“In the United States, demographers predict that as many as half of today’s 5-year-olds can expect to live to the age of 100,” said The New Map of Life, a recent report from the Stanford Center on Longevity. The cross-disciplinary Stanford Center was founded in 2007 to conduct research on the key issues associated with increased longevity, - from cognitive health to physical well-being and financial security, - with the aim to make long lives healthy and rewarding.
While the 100-year life may be here, we’re not ready. “By the middle of this century, this once unattainable milestone may become the norm for newborns, continuing a remarkable trend that saw human life expectancies double between 1900 and 2000, and still rising in this century, despite the grievous toll of the Covid-19 pandemic,” notes the report. “Longevity is one of the greatest achievements in human history, brought about by reductions in infant mortality, advances in sanitation and medicine, public education, and rising standards of living.
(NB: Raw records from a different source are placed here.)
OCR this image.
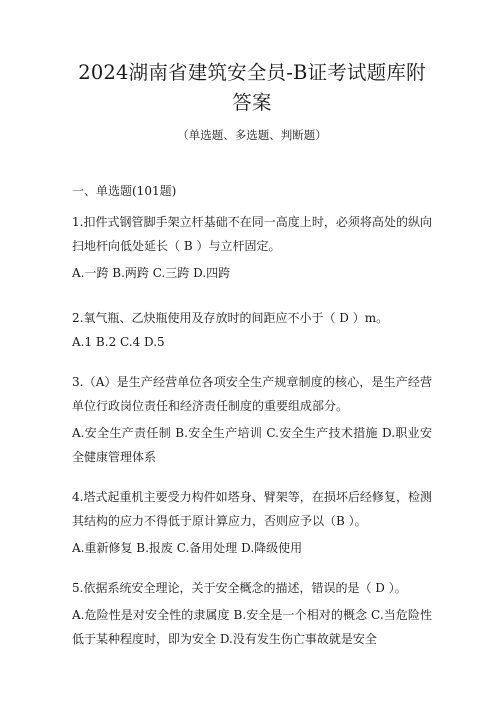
2024湖南省建筑安全员-B证考试题库附答案
（单选题、多选题、判断题）
一、单选题(101题)
1.扣件式钢管脚手架立杆基础不在同一高度上时，必须将高处的纵向扫地杆向低处延长（ B ）与立杆固定。
A.一跨 B.两跨 C.三跨 D.四跨
2.氧气瓶、乙炔瓶使用及存放时的间距应不小于（ D ）m。
A.1 B.2 C.4 D.5
3.（A）是生产经营单位各项安全生产规章制度的核心，是生产经营单位行政岗位责任和经济责任制度的重要组成部分。
A.安全生产责任制 B.安全生产培训 C.安全生产技术措施 D.职业安全健康管理体系
4.塔式起重机主要受力构件如塔身、臂架等，在损坏后经修复，检测其结构的应力不得低于原计算应力，否则应予以（B ）。
A.重新修复 B.报废 C.备用处理 D.降级使用
5.依据系统安全理论，关于安全概念的描述，错误的是（ D ）。
A.危险性是对安全性的隶属度 B.安全是一个相对的概念 C.当危险性低于某种程度时，即为安全 D.没有发生伤亡事故就是安全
Yet the change came about so quickly that the social institutions, economic policies, and social norms that evolved when people lived for half as long are no longer up to the task.”
According to the Stanford Center, there’s a clear distinction between aging and longevity. Aging is the biological process of getting older - the accumulation of changes in a human being over time. Longevity is “the measure of long life,” - the ways to enhance the quality of a long life “so that people experience a sense of belonging, purpose, and worth at all ages and stages.”